At first I was pleased to see that an article entitled “On the importance of The Rebel Media” had been written for The Varsity — it seemed unusual to come across a defence of The Rebel published by The Varsity, an organization that I hold to be left-leaning.

However, when I read the article, I was somewhat distraught. The argument, as I understand it, is that The Rebel is important because it represents people who are “habitually” unrepresented, and that it adopts activist stratagems by mimicking the effective tactics of historical movements and asserting itself as an important interlocutor in dialogue.

To assert something is important, we have to give it value — otherwise its importance is completely baseless.
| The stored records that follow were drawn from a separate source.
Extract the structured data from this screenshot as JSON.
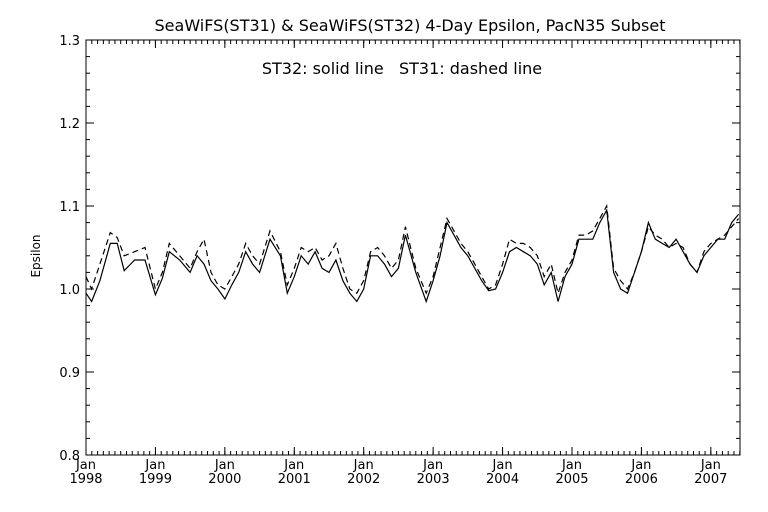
{
  "chart_data": {
    "type": "line",
    "title": "SeaWiFS(ST31) & SeaWiFS(ST32) 4-Day Epsilon, PacN35 Subset",
    "annotation": "ST32: solid line   ST31: dashed line",
    "ylabel": "Epsilon",
    "xlabel": "",
    "ylim": [
      0.8,
      1.3
    ],
    "xlim": [
      1998.0,
      2007.42
    ],
    "yticks": [
      "0.8",
      "0.9",
      "1.0",
      "1.1",
      "1.2",
      "1.3"
    ],
    "xticks": [
      {
        "value": 1998,
        "month": "Jan",
        "year": "1998"
      },
      {
        "value": 1999,
        "month": "Jan",
        "year": "1999"
      },
      {
        "value": 2000,
        "month": "Jan",
        "year": "2000"
      },
      {
        "value": 2001,
        "month": "Jan",
        "year": "2001"
      },
      {
        "value": 2002,
        "month": "Jan",
        "year": "2002"
      },
      {
        "value": 2003,
        "month": "Jan",
        "year": "2003"
      },
      {
        "value": 2004,
        "month": "Jan",
        "year": "2004"
      },
      {
        "value": 2005,
        "month": "Jan",
        "year": "2005"
      },
      {
        "value": 2006,
        "month": "Jan",
        "year": "2006"
      },
      {
        "value": 2007,
        "month": "Jan",
        "year": "2007"
      }
    ],
    "grid": false,
    "series": [
      {
        "style": "solid",
        "x": [
          1998.0,
          1998.08,
          1998.2,
          1998.35,
          1998.45,
          1998.55,
          1998.7,
          1998.85,
          1999.0,
          1999.1,
          1999.2,
          1999.35,
          1999.5,
          1999.6,
          1999.7,
          1999.8,
          1999.9,
          2000.0,
          2000.1,
          2000.2,
          2000.3,
          2000.4,
          2000.5,
          2000.65,
          2000.8,
          2000.9,
          2001.0,
          2001.1,
          2001.2,
          2001.3,
          2001.4,
          2001.5,
          2001.6,
          2001.7,
          2001.8,
          2001.9,
          2002.0,
          2002.1,
          2002.2,
          2002.3,
          2002.4,
          2002.5,
          2002.6,
          2002.75,
          2002.9,
          2003.0,
          2003.1,
          2003.2,
          2003.3,
          2003.4,
          2003.5,
          2003.6,
          2003.7,
          2003.8,
          2003.9,
          2004.0,
          2004.1,
          2004.2,
          2004.3,
          2004.4,
          2004.5,
          2004.6,
          2004.7,
          2004.8,
          2004.9,
          2005.0,
          2005.1,
          2005.2,
          2005.3,
          2005.4,
          2005.5,
          2005.6,
          2005.7,
          2005.8,
          2005.9,
          2006.0,
          2006.1,
          2006.2,
          2006.3,
          2006.4,
          2006.5,
          2006.6,
          2006.7,
          2006.8,
          2006.9,
          2007.0,
          2007.1,
          2007.2,
          2007.3,
          2007.4
        ],
        "y": [
          0.995,
          0.985,
          1.01,
          1.055,
          1.055,
          1.022,
          1.035,
          1.035,
          0.993,
          1.013,
          1.045,
          1.035,
          1.02,
          1.04,
          1.03,
          1.01,
          1.0,
          0.988,
          1.005,
          1.02,
          1.045,
          1.03,
          1.02,
          1.06,
          1.04,
          0.995,
          1.015,
          1.04,
          1.03,
          1.045,
          1.025,
          1.02,
          1.035,
          1.01,
          0.995,
          0.985,
          1.0,
          1.04,
          1.04,
          1.03,
          1.015,
          1.025,
          1.065,
          1.02,
          0.985,
          1.01,
          1.04,
          1.08,
          1.065,
          1.05,
          1.04,
          1.025,
          1.01,
          0.998,
          1.0,
          1.02,
          1.045,
          1.05,
          1.045,
          1.04,
          1.03,
          1.005,
          1.02,
          0.985,
          1.015,
          1.03,
          1.06,
          1.06,
          1.06,
          1.08,
          1.095,
          1.02,
          1.0,
          0.995,
          1.02,
          1.045,
          1.08,
          1.06,
          1.055,
          1.05,
          1.06,
          1.045,
          1.03,
          1.02,
          1.04,
          1.05,
          1.06,
          1.06,
          1.08,
          1.09
        ]
      },
      {
        "style": "dashed",
        "x": [
          1998.0,
          1998.08,
          1998.2,
          1998.35,
          1998.45,
          1998.55,
          1998.7,
          1998.85,
          1999.0,
          1999.1,
          1999.2,
          1999.35,
          1999.5,
          1999.6,
          1999.7,
          1999.8,
          1999.9,
          2000.0,
          2000.1,
          2000.2,
          2000.3,
          2000.4,
          2000.5,
          2000.65,
          2000.8,
          2000.9,
          2001.0,
          2001.1,
          2001.2,
          2001.3,
          2001.4,
          2001.5,
          2001.6,
          2001.7,
          2001.8,
          2001.9,
          2002.0,
          2002.1,
          2002.2,
          2002.3,
          2002.4,
          2002.5,
          2002.6,
          2002.75,
          2002.9,
          2003.0,
          2003.1,
          2003.2,
          2003.3,
          2003.4,
          2003.5,
          2003.6,
          2003.7,
          2003.8,
          2003.9,
          2004.0,
          2004.1,
          2004.2,
          2004.3,
          2004.4,
          2004.5,
          2004.6,
          2004.7,
          2004.8,
          2004.9,
          2005.0,
          2005.1,
          2005.2,
          2005.3,
          2005.4,
          2005.5,
          2005.6,
          2005.7,
          2005.8,
          2005.9,
          2006.0,
          2006.1,
          2006.2,
          2006.3,
          2006.4,
          2006.5,
          2006.6,
          2006.7,
          2006.8,
          2006.9,
          2007.0,
          2007.1,
          2007.2,
          2007.3,
          2007.4
        ],
        "y": [
          1.015,
          1.0,
          1.03,
          1.068,
          1.062,
          1.04,
          1.045,
          1.05,
          1.0,
          1.02,
          1.055,
          1.04,
          1.025,
          1.045,
          1.06,
          1.02,
          1.005,
          1.0,
          1.015,
          1.03,
          1.055,
          1.04,
          1.03,
          1.07,
          1.045,
          1.005,
          1.025,
          1.05,
          1.045,
          1.05,
          1.035,
          1.04,
          1.055,
          1.025,
          1.0,
          0.995,
          1.01,
          1.045,
          1.05,
          1.04,
          1.025,
          1.035,
          1.075,
          1.025,
          0.995,
          1.015,
          1.05,
          1.085,
          1.07,
          1.055,
          1.045,
          1.03,
          1.015,
          1.0,
          1.005,
          1.03,
          1.06,
          1.055,
          1.055,
          1.05,
          1.04,
          1.015,
          1.03,
          0.995,
          1.02,
          1.035,
          1.065,
          1.065,
          1.07,
          1.085,
          1.1,
          1.025,
          1.01,
          1.0,
          1.02,
          1.045,
          1.075,
          1.065,
          1.06,
          1.05,
          1.055,
          1.05,
          1.03,
          1.02,
          1.045,
          1.055,
          1.06,
          1.065,
          1.075,
          1.085
        ]
      }
    ]
  }
}
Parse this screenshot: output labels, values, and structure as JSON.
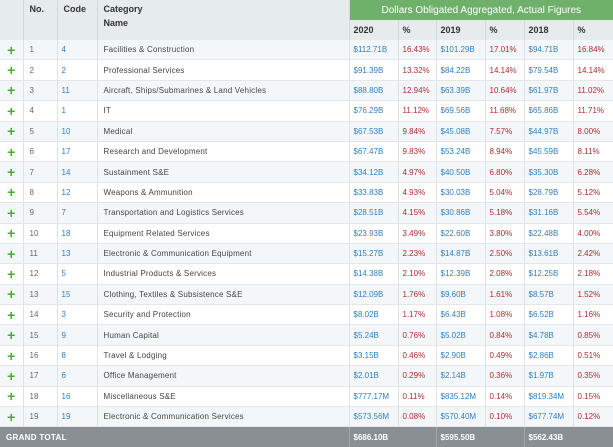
{
  "header": {
    "no": "No.",
    "code": "Code",
    "category": "Category",
    "name": "Name",
    "title": "Dollars Obligated Aggregated, Actual Figures",
    "years": [
      "2020",
      "2019",
      "2018"
    ],
    "pct": "%"
  },
  "rows": [
    {
      "no": "1",
      "code": "4",
      "name": "Facilities & Construction",
      "v2020": "$112.71",
      "u2020": "B",
      "p2020": "16.43%",
      "v2019": "$101.29",
      "u2019": "B",
      "p2019": "17.01%",
      "v2018": "$94.71",
      "u2018": "B",
      "p2018": "16.84%"
    },
    {
      "no": "2",
      "code": "2",
      "name": "Professional Services",
      "v2020": "$91.39",
      "u2020": "B",
      "p2020": "13.32%",
      "v2019": "$84.22",
      "u2019": "B",
      "p2019": "14.14%",
      "v2018": "$79.54",
      "u2018": "B",
      "p2018": "14.14%"
    },
    {
      "no": "3",
      "code": "11",
      "name": "Aircraft, Ships/Submarines & Land Vehicles",
      "v2020": "$88.80",
      "u2020": "B",
      "p2020": "12.94%",
      "v2019": "$63.39",
      "u2019": "B",
      "p2019": "10.64%",
      "v2018": "$61.97",
      "u2018": "B",
      "p2018": "11.02%"
    },
    {
      "no": "4",
      "code": "1",
      "name": "IT",
      "v2020": "$76.29",
      "u2020": "B",
      "p2020": "11.12%",
      "v2019": "$69.56",
      "u2019": "B",
      "p2019": "11.68%",
      "v2018": "$65.86",
      "u2018": "B",
      "p2018": "11.71%"
    },
    {
      "no": "5",
      "code": "10",
      "name": "Medical",
      "v2020": "$67.53",
      "u2020": "B",
      "p2020": "9.84%",
      "v2019": "$45.08",
      "u2019": "B",
      "p2019": "7.57%",
      "v2018": "$44.97",
      "u2018": "B",
      "p2018": "8.00%"
    },
    {
      "no": "6",
      "code": "17",
      "name": "Research and Development",
      "v2020": "$67.47",
      "u2020": "B",
      "p2020": "9.83%",
      "v2019": "$53.24",
      "u2019": "B",
      "p2019": "8.94%",
      "v2018": "$45.59",
      "u2018": "B",
      "p2018": "8.11%"
    },
    {
      "no": "7",
      "code": "14",
      "name": "Sustainment S&E",
      "v2020": "$34.12",
      "u2020": "B",
      "p2020": "4.97%",
      "v2019": "$40.50",
      "u2019": "B",
      "p2019": "6.80%",
      "v2018": "$35.30",
      "u2018": "B",
      "p2018": "6.28%"
    },
    {
      "no": "8",
      "code": "12",
      "name": "Weapons & Ammunition",
      "v2020": "$33.83",
      "u2020": "B",
      "p2020": "4.93%",
      "v2019": "$30.03",
      "u2019": "B",
      "p2019": "5.04%",
      "v2018": "$28.79",
      "u2018": "B",
      "p2018": "5.12%"
    },
    {
      "no": "9",
      "code": "7",
      "name": "Transportation and Logistics Services",
      "v2020": "$28.51",
      "u2020": "B",
      "p2020": "4.15%",
      "v2019": "$30.86",
      "u2019": "B",
      "p2019": "5.18%",
      "v2018": "$31.16",
      "u2018": "B",
      "p2018": "5.54%"
    },
    {
      "no": "10",
      "code": "18",
      "name": "Equipment Related Services",
      "v2020": "$23.93",
      "u2020": "B",
      "p2020": "3.49%",
      "v2019": "$22.60",
      "u2019": "B",
      "p2019": "3.80%",
      "v2018": "$22.48",
      "u2018": "B",
      "p2018": "4.00%"
    },
    {
      "no": "11",
      "code": "13",
      "name": "Electronic & Communication Equipment",
      "v2020": "$15.27",
      "u2020": "B",
      "p2020": "2.23%",
      "v2019": "$14.87",
      "u2019": "B",
      "p2019": "2.50%",
      "v2018": "$13.61",
      "u2018": "B",
      "p2018": "2.42%"
    },
    {
      "no": "12",
      "code": "5",
      "name": "Industrial Products & Services",
      "v2020": "$14.38",
      "u2020": "B",
      "p2020": "2.10%",
      "v2019": "$12.39",
      "u2019": "B",
      "p2019": "2.08%",
      "v2018": "$12.25",
      "u2018": "B",
      "p2018": "2.18%"
    },
    {
      "no": "13",
      "code": "15",
      "name": "Clothing, Textiles & Subsistence S&E",
      "v2020": "$12.09",
      "u2020": "B",
      "p2020": "1.76%",
      "v2019": "$9.60",
      "u2019": "B",
      "p2019": "1.61%",
      "v2018": "$8.57",
      "u2018": "B",
      "p2018": "1.52%"
    },
    {
      "no": "14",
      "code": "3",
      "name": "Security and Protection",
      "v2020": "$8.02",
      "u2020": "B",
      "p2020": "1.17%",
      "v2019": "$6.43",
      "u2019": "B",
      "p2019": "1.08%",
      "v2018": "$6.52",
      "u2018": "B",
      "p2018": "1.16%"
    },
    {
      "no": "15",
      "code": "9",
      "name": "Human Capital",
      "v2020": "$5.24",
      "u2020": "B",
      "p2020": "0.76%",
      "v2019": "$5.02",
      "u2019": "B",
      "p2019": "0.84%",
      "v2018": "$4.78",
      "u2018": "B",
      "p2018": "0.85%"
    },
    {
      "no": "16",
      "code": "8",
      "name": "Travel & Lodging",
      "v2020": "$3.15",
      "u2020": "B",
      "p2020": "0.46%",
      "v2019": "$2.90",
      "u2019": "B",
      "p2019": "0.49%",
      "v2018": "$2.86",
      "u2018": "B",
      "p2018": "0.51%"
    },
    {
      "no": "17",
      "code": "6",
      "name": "Office Management",
      "v2020": "$2.01",
      "u2020": "B",
      "p2020": "0.29%",
      "v2019": "$2.14",
      "u2019": "B",
      "p2019": "0.36%",
      "v2018": "$1.97",
      "u2018": "B",
      "p2018": "0.35%"
    },
    {
      "no": "18",
      "code": "16",
      "name": "Miscellaneous S&E",
      "v2020": "$777.17",
      "u2020": "M",
      "p2020": "0.11%",
      "v2019": "$835.12",
      "u2019": "M",
      "p2019": "0.14%",
      "v2018": "$819.34",
      "u2018": "M",
      "p2018": "0.15%"
    },
    {
      "no": "19",
      "code": "19",
      "name": "Electronic & Communication Services",
      "v2020": "$573.56",
      "u2020": "M",
      "p2020": "0.08%",
      "v2019": "$570.40",
      "u2019": "M",
      "p2019": "0.10%",
      "v2018": "$677.74",
      "u2018": "M",
      "p2018": "0.12%"
    }
  ],
  "footer": {
    "label": "GRAND TOTAL",
    "t2020": "$686.10B",
    "t2019": "$595.50B",
    "t2018": "$562.43B"
  },
  "icons": {
    "expand": "plus-icon"
  },
  "colors": {
    "header_green": "#6fb06a",
    "value_blue": "#2f7fc3",
    "pct_red": "#b02a30",
    "plus_green": "#4caa3a",
    "footer_gray": "#8a8f93"
  }
}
The author, Gabrielle Warren, admitted that The Rebel is unapologetic and explicit in its ideological leanings, but omitted from her argument that the publication lacks journalistic integrity, a trait that overshadows any value we might assign the outlet on the basis of it representing certain views.
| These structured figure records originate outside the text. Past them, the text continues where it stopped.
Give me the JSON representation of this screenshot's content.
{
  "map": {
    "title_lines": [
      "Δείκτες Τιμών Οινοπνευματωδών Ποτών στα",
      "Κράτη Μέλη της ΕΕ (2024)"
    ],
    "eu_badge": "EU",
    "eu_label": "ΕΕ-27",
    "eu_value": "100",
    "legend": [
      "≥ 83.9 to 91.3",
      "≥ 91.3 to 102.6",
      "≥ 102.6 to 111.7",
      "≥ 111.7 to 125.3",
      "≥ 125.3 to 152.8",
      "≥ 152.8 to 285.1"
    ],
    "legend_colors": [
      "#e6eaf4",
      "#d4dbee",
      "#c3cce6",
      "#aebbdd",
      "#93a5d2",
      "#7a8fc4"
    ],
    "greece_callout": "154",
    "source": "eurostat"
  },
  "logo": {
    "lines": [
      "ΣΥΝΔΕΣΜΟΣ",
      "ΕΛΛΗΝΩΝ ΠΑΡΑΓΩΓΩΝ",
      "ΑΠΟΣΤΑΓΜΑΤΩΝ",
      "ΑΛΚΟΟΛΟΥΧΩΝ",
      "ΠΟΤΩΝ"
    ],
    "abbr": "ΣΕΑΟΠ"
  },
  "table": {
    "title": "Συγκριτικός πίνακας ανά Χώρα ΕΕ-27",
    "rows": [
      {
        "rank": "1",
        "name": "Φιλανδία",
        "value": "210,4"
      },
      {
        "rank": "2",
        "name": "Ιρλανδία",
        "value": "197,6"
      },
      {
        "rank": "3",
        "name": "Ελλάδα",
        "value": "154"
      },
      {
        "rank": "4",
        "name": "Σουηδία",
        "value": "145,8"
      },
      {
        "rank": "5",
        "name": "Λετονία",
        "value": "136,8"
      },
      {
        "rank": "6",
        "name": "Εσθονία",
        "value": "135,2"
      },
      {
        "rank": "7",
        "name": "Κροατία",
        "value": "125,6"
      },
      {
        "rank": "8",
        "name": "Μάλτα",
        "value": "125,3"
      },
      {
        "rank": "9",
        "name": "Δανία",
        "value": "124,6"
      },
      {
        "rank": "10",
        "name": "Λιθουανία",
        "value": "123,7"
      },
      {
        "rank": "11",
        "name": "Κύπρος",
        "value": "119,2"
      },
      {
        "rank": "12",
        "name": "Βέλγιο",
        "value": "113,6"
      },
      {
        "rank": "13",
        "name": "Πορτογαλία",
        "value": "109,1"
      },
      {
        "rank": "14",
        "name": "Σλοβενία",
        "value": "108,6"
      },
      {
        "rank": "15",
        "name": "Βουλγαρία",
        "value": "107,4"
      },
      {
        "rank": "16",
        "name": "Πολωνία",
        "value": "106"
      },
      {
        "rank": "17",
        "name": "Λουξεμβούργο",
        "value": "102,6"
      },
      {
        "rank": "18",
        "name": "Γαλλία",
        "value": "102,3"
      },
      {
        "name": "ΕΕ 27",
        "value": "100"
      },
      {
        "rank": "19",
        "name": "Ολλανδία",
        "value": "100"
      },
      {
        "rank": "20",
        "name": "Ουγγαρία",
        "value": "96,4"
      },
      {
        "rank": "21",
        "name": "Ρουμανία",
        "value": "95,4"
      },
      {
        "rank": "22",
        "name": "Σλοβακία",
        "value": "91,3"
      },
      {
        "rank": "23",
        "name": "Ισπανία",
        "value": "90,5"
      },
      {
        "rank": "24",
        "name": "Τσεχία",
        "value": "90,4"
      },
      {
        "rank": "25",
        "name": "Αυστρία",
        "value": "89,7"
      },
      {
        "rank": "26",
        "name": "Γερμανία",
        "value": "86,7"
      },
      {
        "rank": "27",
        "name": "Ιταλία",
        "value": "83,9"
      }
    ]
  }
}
Since May, The Rebel has been the target of an advertising boycott led by Sleeping Giants, an activist organization opposed to the inflammatory writing of Ezra Levant and his minions. Companies like General Motors Canada and the Canadian Mint also pulled their ads off of The Rebel’s webspace after the outlet called for a crusade against Muslims in the “Holy Land” of Bethlehem and referred to British Muslims as “enemy combatants.”
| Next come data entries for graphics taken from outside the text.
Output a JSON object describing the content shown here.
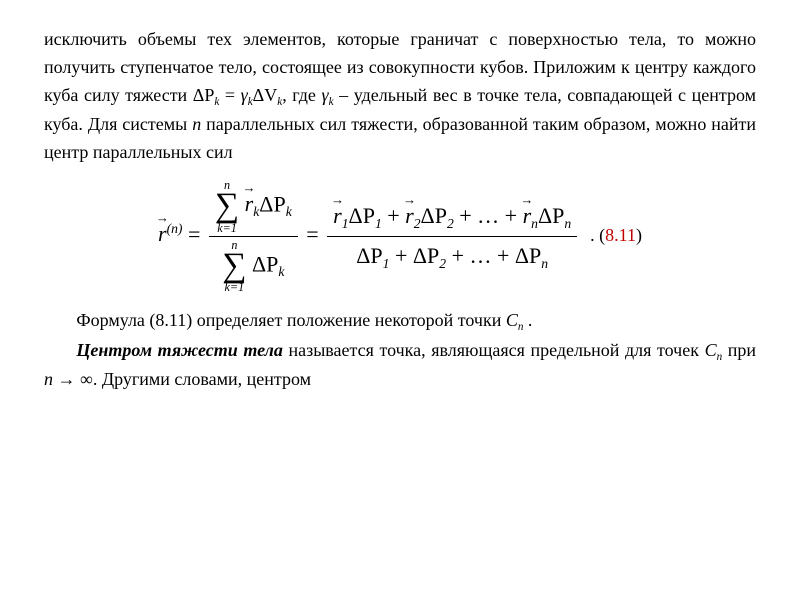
{
  "text_color": "#000000",
  "background_color": "#ffffff",
  "eq_num_color": "#c00000",
  "body_font_size_pt": 14,
  "math_font_size_pt": 16,
  "para1_a": "исключить объемы тех элементов, которые граничат с поверхностью тела, то можно получить ступенчатое тело, состоящее из совокупности кубов. Приложим к центру каждого куба силу тяжести ",
  "deltaP": "ΔP",
  "k": "k",
  "eq_mid": " = ",
  "gamma": "γ",
  "deltaV": "ΔV",
  "para1_b": ", где ",
  "para1_c": " – удельный вес в точке тела, совпадающей с центром куба. Для системы ",
  "n": "n",
  "para1_d": " параллельных сил тяжести, образованной таким образом, можно найти центр параллельных сил",
  "eq811": {
    "r": "r",
    "sup_n": "(n)",
    "eq": " = ",
    "sum_top": "n",
    "sum_bottom": "k=1",
    "rk": "r",
    "dPk": "ΔP",
    "r1dP1": "ΔP",
    "one": "1",
    "two": "2",
    "plus": " + ",
    "dots": " + … + ",
    "number": "8.11"
  },
  "para2_a": "Формула (8.11) определяет положение некоторой точки ",
  "Cn": "C",
  "period": " .",
  "para3_lead": "Центром тяжести тела",
  "para3_a": " называется точка, являющаяся предельной для точек ",
  "para3_b": " при ",
  "to_inf": " → ∞",
  "para3_c": ". Другими словами, центром"
}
Examining The Rebel’s content sheds further light on the reasons it has faced backlash from so many individuals and organizations. Consider its treatment of the Syrian refugee crisis: in an online article — with the frivolous words “Truth about Refugees” occupying a large swath of webspace in large bold letters — Levant said some blatantly bigoted things about Syrian refugees.

“31% of Syrian refugees disagree with the objective of defeating the Islamic State terrorist group,” Levant writes. “So out of 25,000 refugees, 7,500 will be ISIS lovers. 41% are Jew-hating, America-hating bigots. 97% are gay-hating, probably women-hating bigots.”

To support this argument, Levant cited a study produced by the Arab Center for Research and Policy Studies, in which only 900 refugees were polled on questions relating to topics mostly concerning their views on the Islamic State and threats to Arab regional security. The Syrian population is roughly 18–19 million people, rendering this sample size an infinitesimal 0.005 per cent of the overall Syrian population and approximately 0.02 per cent of the estimated 5,000,000 Syrian refugees.

Furthermore, while condemning 41 per cent of the Syrian population as “American-hating bigots,” Levant failed to mention that the study found 32 per cent of Syrian refugees strongly support the international coalition airstrikes against ISIS. This misleading portrayal should give you a rough idea of the quality of groundbreaking journalistic analysis happening at The Rebel.

The Rebel’s website is a cornucopia of bad journalism, so it’s easy to find examples of their poor standards online. Then-Rebel writer Lauren Southern spread misinformation about the identity of the Québec City mosque shooter without all the facts. Last week, The Rebel ran a post entitled “Embracing Segregation at University Graduation” in response to an all-Black graduation ceremony at U of T. The Rebel chose to withhold the fact that it was a group of students holding this ceremony, not the university itself, presumably because this would not align with its “segregation” narrative.

Considering these shortcomings, asserting that The Rebel is an important organization because it represents a fringe minority is misleading. There is no value in what The Rebel does from a journalistic perspective, and this has nothing to do with its politics. My charge would be the same even if The Rebel were a left-wing organization; it is equally contemptible for leftist media outlets to obfuscate facts and compromise journalistic integrity in order to obtain clicks and push a particular agenda.

The Rebel launders popular opinion as its own political narrative. In other words, it is opportunistic — and opportunism, by definition, is the antithesis of principle.

Why should we set the bar so low — and why should we legitimize organizations that actively delegitimize themselves?

I don’t refute The Rebel on grounds of free speech. Warren is right to say we ought to allow all opinions and matters to be discussed, for the sole reason that individuals who trade in the free market of ideas will determine the legitimacy of an argument based on standards of reason. Indeed, in his work “On Liberty,” John Stuart Mill argues that when you deny someone the right to speak, you deny not only the right of the speaker, but your own ability to hear and consider other opinions.

However, if we are interested in legitimacy and truth, we ought to hold journalism to a higher standard; after all, journalism is a medium by which the truth can be disseminated. In this sense, The Rebel, being absolutely ideologically driven in its agenda, makes no valuable contributions to the journalistic world — with one exception: The Rebel serves as a reminder of how political extremism, on both sides of the spectrum, is detrimental to the pursuit of truth, a pursuit that should not be traded for fabricated, reactionary rhetoric.

 

Barbod Pournajar is an incoming third-year student at Woodsworth College studying Political Science.